Die Parteien streiten über die Abänderung einer notariellen Urkunde über nachehelichen Unterhalt.

Die Parteien heirateten im Januar 1967. Aus der Ehe ist eine 1967 geborene Tochter hervorgegangen. Ein 1984 geborener Sohn der Beklagten gilt ebenfalls als Kind des Klägers. Für den geistig behinderten Sohn ist eine rechtliche Betreuung eingerichtet. Die Ehe der Parteien wurde im Februar 1997 rechtskräftig geschieden.

Im Juni 1996 hatten die Parteien eine notarielle Trennungs- und Scheidungsfolgenvereinbarung abgeschlossen, in der sich der Kläger unter anderem zur Zahlung nachehelichen Unterhalts in Höhe von 3/7 seines Arbeitseinkommens und 1/2 seiner Betriebsrente, höchstens aber monatlich 5.000 DM verpflichtet hatte. Zuletzt wurde der Unterhalt im Jahr 2005 einvernehmlich auf monatlich 1.500 € herabgesetzt.
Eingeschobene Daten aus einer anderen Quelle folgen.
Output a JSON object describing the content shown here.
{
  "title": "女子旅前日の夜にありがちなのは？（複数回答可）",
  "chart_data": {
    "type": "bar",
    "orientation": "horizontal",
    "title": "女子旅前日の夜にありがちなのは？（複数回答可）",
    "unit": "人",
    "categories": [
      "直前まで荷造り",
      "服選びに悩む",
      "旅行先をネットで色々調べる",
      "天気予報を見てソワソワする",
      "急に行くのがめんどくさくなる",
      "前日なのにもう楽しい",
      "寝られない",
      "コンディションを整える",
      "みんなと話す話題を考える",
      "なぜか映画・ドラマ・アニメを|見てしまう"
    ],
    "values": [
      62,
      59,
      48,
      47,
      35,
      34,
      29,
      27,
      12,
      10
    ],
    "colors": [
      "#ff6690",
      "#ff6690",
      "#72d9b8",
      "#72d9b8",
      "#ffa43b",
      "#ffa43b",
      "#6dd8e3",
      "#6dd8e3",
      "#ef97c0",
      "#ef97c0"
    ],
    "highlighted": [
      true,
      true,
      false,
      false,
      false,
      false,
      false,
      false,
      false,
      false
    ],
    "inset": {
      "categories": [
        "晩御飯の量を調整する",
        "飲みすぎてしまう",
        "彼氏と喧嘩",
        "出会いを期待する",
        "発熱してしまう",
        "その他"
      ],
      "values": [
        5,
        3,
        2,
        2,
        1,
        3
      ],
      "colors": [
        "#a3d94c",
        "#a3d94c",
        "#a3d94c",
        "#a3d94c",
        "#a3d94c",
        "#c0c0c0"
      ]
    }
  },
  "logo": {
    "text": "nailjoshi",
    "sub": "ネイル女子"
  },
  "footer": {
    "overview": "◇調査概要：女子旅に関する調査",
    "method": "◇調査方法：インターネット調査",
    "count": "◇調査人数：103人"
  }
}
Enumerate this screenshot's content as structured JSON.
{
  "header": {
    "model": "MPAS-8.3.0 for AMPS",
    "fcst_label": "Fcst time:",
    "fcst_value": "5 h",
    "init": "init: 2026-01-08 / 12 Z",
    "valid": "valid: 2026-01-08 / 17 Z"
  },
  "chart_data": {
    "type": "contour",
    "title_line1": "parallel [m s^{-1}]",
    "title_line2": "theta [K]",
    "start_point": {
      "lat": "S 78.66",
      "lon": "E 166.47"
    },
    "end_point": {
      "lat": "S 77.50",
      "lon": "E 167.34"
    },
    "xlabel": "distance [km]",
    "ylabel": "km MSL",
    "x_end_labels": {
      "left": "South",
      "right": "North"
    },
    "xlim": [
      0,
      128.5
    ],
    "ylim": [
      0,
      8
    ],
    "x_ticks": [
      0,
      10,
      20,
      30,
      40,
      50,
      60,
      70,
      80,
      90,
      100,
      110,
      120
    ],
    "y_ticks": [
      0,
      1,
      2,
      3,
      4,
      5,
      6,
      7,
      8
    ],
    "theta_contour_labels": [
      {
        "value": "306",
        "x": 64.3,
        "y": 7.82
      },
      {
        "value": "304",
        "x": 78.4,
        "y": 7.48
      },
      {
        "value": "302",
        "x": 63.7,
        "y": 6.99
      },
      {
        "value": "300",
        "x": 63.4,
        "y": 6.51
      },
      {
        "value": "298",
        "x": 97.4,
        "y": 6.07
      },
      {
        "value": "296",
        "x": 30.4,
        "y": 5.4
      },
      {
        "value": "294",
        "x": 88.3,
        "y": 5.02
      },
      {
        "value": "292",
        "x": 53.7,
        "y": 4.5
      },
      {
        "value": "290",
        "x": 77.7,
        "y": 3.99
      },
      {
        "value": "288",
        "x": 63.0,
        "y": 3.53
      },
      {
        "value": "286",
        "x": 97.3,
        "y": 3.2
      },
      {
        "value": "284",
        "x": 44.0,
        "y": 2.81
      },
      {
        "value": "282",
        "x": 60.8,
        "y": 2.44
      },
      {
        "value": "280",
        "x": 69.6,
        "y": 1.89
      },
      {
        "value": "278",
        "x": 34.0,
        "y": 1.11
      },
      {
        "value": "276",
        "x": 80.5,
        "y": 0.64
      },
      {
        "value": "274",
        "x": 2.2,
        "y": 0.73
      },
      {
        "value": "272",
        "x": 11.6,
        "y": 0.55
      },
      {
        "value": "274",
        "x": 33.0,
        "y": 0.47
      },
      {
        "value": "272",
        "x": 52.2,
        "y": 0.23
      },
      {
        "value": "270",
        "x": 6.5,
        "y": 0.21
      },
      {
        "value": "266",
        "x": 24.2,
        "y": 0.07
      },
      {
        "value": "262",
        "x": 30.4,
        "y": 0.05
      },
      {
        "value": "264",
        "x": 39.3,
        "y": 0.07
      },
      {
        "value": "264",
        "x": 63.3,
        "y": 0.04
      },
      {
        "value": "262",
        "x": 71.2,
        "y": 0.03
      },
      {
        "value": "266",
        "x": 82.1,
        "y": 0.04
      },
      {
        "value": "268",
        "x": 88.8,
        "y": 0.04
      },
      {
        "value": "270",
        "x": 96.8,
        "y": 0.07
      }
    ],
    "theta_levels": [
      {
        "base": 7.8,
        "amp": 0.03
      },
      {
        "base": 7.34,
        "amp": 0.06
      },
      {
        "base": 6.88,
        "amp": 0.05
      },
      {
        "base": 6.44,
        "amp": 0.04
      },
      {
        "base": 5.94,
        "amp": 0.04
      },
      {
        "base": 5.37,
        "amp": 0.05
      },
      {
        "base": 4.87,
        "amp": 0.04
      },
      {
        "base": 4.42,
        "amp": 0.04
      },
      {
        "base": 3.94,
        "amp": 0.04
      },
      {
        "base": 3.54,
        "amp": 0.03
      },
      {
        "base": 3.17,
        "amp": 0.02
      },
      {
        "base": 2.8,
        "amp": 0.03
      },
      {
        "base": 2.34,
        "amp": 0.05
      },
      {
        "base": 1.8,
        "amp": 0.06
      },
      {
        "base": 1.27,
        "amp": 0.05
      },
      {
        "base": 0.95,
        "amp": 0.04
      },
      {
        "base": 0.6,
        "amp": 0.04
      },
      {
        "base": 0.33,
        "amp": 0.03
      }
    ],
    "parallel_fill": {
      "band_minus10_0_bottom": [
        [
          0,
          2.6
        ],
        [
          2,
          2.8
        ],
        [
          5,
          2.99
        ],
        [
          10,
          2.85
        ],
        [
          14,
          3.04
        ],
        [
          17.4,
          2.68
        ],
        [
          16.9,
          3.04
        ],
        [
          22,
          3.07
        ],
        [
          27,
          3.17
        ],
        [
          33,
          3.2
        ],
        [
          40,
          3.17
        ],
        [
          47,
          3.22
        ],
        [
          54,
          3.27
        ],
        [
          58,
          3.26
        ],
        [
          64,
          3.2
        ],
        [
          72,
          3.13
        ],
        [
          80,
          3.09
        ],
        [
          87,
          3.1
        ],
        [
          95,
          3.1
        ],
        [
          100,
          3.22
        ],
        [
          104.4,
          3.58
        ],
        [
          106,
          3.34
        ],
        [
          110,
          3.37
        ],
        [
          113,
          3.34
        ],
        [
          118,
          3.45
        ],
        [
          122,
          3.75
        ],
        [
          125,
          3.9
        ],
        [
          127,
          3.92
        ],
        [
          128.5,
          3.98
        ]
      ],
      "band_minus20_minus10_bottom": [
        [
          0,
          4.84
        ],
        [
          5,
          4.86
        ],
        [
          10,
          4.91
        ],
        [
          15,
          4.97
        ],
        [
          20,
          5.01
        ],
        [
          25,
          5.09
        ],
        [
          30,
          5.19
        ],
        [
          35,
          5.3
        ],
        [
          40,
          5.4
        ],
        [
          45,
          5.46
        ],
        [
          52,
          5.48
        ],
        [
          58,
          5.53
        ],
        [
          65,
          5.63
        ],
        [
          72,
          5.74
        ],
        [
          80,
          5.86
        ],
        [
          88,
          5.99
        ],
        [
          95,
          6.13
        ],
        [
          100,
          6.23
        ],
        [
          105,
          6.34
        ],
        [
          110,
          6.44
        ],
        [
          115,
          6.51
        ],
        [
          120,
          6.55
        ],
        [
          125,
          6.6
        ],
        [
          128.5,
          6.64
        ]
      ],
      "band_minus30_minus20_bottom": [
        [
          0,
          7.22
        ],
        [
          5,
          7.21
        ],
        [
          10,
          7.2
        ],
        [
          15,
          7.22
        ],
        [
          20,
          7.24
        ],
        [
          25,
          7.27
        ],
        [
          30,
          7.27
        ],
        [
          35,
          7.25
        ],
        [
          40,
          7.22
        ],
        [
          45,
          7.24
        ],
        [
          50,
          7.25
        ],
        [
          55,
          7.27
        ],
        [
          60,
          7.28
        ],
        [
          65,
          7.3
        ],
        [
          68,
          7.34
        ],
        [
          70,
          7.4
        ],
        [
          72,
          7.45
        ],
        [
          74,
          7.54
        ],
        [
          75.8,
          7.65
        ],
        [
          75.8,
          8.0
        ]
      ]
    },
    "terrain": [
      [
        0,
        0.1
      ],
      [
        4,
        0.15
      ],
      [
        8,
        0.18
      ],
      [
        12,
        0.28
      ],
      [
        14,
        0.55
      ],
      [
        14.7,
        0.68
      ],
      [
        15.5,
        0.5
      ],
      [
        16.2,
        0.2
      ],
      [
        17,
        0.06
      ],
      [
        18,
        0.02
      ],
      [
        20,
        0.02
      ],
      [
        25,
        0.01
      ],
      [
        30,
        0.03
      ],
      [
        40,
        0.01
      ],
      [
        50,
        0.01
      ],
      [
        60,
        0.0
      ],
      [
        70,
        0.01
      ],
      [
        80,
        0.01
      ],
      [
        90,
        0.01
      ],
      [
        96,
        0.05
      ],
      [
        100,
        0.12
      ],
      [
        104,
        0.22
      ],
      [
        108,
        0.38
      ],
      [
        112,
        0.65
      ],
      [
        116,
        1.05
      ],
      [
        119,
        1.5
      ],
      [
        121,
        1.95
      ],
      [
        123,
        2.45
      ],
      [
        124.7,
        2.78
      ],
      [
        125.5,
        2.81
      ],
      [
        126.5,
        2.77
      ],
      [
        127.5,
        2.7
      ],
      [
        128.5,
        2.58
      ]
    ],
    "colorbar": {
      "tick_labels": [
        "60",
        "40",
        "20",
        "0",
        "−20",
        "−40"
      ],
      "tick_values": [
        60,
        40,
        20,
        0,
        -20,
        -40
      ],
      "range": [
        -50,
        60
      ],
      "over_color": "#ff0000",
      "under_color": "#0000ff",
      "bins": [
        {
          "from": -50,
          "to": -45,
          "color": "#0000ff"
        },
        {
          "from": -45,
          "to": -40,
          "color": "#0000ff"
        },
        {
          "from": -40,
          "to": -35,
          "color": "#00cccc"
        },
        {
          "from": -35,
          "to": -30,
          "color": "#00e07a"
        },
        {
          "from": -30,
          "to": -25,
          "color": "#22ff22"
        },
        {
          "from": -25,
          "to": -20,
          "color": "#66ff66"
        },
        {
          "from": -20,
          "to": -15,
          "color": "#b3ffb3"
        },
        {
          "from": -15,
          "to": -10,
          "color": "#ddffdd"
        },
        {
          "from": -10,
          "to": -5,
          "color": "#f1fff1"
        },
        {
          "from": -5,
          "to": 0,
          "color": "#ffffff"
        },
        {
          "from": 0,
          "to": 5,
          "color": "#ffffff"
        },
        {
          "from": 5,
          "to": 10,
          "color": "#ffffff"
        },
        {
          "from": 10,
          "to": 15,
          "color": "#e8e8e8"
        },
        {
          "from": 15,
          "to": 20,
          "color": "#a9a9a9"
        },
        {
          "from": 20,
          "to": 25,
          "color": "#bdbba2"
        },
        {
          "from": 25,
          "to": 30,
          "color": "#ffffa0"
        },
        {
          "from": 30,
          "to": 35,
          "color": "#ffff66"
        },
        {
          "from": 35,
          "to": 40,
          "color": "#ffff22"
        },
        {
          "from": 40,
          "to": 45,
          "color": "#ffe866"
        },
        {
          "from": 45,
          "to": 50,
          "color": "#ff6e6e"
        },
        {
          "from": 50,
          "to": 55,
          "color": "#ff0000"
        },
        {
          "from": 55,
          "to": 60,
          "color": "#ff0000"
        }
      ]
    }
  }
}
Die 1944 geborene Beklagte ist gelernte Friseurin und war während der Ehe und auch nach der Scheidung nicht erwerbstätig. Sie bezieht seit Mai 2009 eine Altersrente und bewohnt das ihr im Zuge der Vermögensauseinandersetzung der Parteien übertragene Einfamilienhausgrundstück. Der 1942 geborene Kläger ist Diplom-Ingenieur und bezieht ebenfalls Altersrente. Darüber hinaus ist er selbstständig freiberuflich tätig. Er ist wieder verheiratet.

Der Kläger macht den Wegfall des Unterhalts ab November 2006 geltend. Er beruft sich darauf, dass die Beklagte ihm den Sohn wissentlich „untergeschoben“ und dadurch ihren Unterhaltsanspruch verwirkt habe. Die Beklagte habe durch ihr Verhalten sowohl in seine persönliche als auch seine finanzielle Lebensplanung eingegriffen und ihn insoweit nachhaltig geschädigt.

Das Amtsgericht hat über die Abstammung des Sohnes Beweis erhoben. Das Sachverständigen-Gutachten hat ergeben, dass die Vaterschaft des Klägers ausgeschlossen ist. Das Amtsgericht hat der Klage sodann stattgegeben. Auf die Berufung der Beklagten hat das Berufungsgericht den Unterhalt lediglich herabgesetzt und in Höhe von monatlich 400 € ab November 2006 bestehen lassen. Dagegen wenden sich beide Parteien mit ihrer jeweiligen Revision, mit welcher der Kläger eine vollständige Versagung des Unterhalts und die Beklagte die Abweisung der Klage weiterverfolgt.

Gründe

Beiden Revisionen bleibt ein Erfolg versagt.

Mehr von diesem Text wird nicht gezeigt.